English footballer (1884–1914)

Frederick "Frank" G. Costello (1884 – 19 December 1914) was an English professional footballer who played as a forward for Southampton and West Ham United prior to the First World War.

==Playing career==
Costello was born in Birmingham and, after playing his youth football with Soho Villa, joined West Bromwich Albion in September 1904. Failing to make the grade, he moved to Halesowen Town at the beginning of the 1905-06 season. He made his debut on 2 September 1905, scoring the winning goal in a 1-0 victory over Oldbury. He went on to make 60 recorded league appearances and helped Halesowen gain promotion back into the Birmingham & District League.

After two seasons with Halesowen, he moved to the south coast to join Southern League Southampton in the 1907 close season. He made his professional debut on 14 September 1907, scoring in a 2–0 victory at Luton Town. He initially played at inside right alongside Bert Hodgkinson on the outside and either Frank Jefferis, John Lewis or George Smith in the centre. Described as "a trifle slow, he was clever with the ball and had a habit of disconcerting the opposition by making for goal when he was expected to make a pass". In the 1907–08 season he scored nine goals from 28 league appearances.
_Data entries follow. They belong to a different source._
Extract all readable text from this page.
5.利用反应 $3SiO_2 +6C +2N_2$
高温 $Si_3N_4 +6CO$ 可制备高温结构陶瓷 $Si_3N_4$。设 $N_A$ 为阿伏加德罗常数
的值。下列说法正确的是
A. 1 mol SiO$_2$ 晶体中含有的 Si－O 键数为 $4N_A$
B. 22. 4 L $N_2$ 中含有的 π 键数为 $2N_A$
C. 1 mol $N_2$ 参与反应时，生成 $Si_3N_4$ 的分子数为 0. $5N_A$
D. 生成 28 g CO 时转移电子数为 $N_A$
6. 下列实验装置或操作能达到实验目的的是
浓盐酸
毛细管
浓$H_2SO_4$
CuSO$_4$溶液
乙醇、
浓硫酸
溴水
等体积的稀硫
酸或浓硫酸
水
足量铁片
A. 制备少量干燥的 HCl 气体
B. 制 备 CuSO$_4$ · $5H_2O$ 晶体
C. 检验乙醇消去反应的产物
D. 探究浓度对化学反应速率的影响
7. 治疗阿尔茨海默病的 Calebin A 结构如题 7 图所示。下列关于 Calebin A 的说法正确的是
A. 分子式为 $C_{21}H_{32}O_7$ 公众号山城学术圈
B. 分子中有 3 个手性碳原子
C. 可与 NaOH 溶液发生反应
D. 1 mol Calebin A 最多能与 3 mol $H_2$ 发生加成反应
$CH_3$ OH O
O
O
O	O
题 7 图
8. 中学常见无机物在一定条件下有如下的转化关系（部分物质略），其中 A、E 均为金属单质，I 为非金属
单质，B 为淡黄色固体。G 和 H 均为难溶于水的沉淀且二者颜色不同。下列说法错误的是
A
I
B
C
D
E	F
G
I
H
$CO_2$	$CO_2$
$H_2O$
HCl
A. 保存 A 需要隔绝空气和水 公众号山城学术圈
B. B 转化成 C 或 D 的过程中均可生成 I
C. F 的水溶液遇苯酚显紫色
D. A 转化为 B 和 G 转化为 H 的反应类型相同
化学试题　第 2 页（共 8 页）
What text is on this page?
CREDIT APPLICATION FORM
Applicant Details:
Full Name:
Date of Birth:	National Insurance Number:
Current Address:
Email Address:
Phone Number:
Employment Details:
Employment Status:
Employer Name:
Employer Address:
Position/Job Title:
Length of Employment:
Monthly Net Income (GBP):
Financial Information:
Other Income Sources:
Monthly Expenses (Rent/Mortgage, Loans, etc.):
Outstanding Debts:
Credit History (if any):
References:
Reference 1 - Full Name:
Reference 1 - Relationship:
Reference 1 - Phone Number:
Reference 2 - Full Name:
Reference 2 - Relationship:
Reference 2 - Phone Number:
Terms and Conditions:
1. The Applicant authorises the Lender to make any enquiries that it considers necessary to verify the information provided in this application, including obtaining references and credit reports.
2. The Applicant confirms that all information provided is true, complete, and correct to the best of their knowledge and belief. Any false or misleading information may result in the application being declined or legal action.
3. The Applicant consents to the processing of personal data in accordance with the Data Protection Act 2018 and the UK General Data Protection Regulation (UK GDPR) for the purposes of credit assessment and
He also played in all six FA Cup matches as Saints reached the semi-finals, losing to Wolverhampton Wanderers who went on to take the cup in the final. In the round four (quarter final) replay against Everton at The Dell on 11 March 1908 he played his best game for the "Saints". In the first half he hooked a John Johnston cross past the Everton goalkeeper Billy Scott. With the score 2–1 to Southampton at half-time, the second half "belonged to Frank Costello". He was involved in most of Southampton's attacks and when John Bainbridge swung over a deep cross from the right it appeared to have been over hit and going out of play. Suddenly, "out of nowhere", Costello arrived and met the ball with his head, sending it back over the goalkeeper into the far corner of the net. According to Duncan Holley in "Match of the Millennium", "a contortionist would have had problems attaining a position ... to reach the ball." The Saints won the match 3–2, but lost to Wolverhampton Wanderers in the semi-final with goals from former Southampton players Wally Radford and George Hedley.

Injury kept him out of the team for the early part of the 1908–09 season; he had a run of five matches at inside left in November before being switched to centre forward as replacement for Arthur Hughes who had suffered a bad leg injury. Although Costello scored in his first match in his new role (in a 4–2 victory over Plymouth Argyle on 12 December 1908), he was not a success and in March 1909 he was transferred to West Ham United, with Jack Foster moving in the opposite direction.

He made twelve Southern League appearances for West Ham (scoring three goals) before moving on to Bolton Wanderers. He failed to make the first team at Bolton and after spells with Nelson and Merthyr Town he returned to Southampton, where he turned out occasionally for Salisbury City.

==After football==
During the First World War he was enlisted into the Royal Warwickshire Regiment. He saw action at the Battle of Le Cateau and at Marne, Aisne and Messines, and was killed in action in France on 19 December 1914. He is commemorated at the Ploegsteert Memorial to the Missing in Hainaut, Belgium.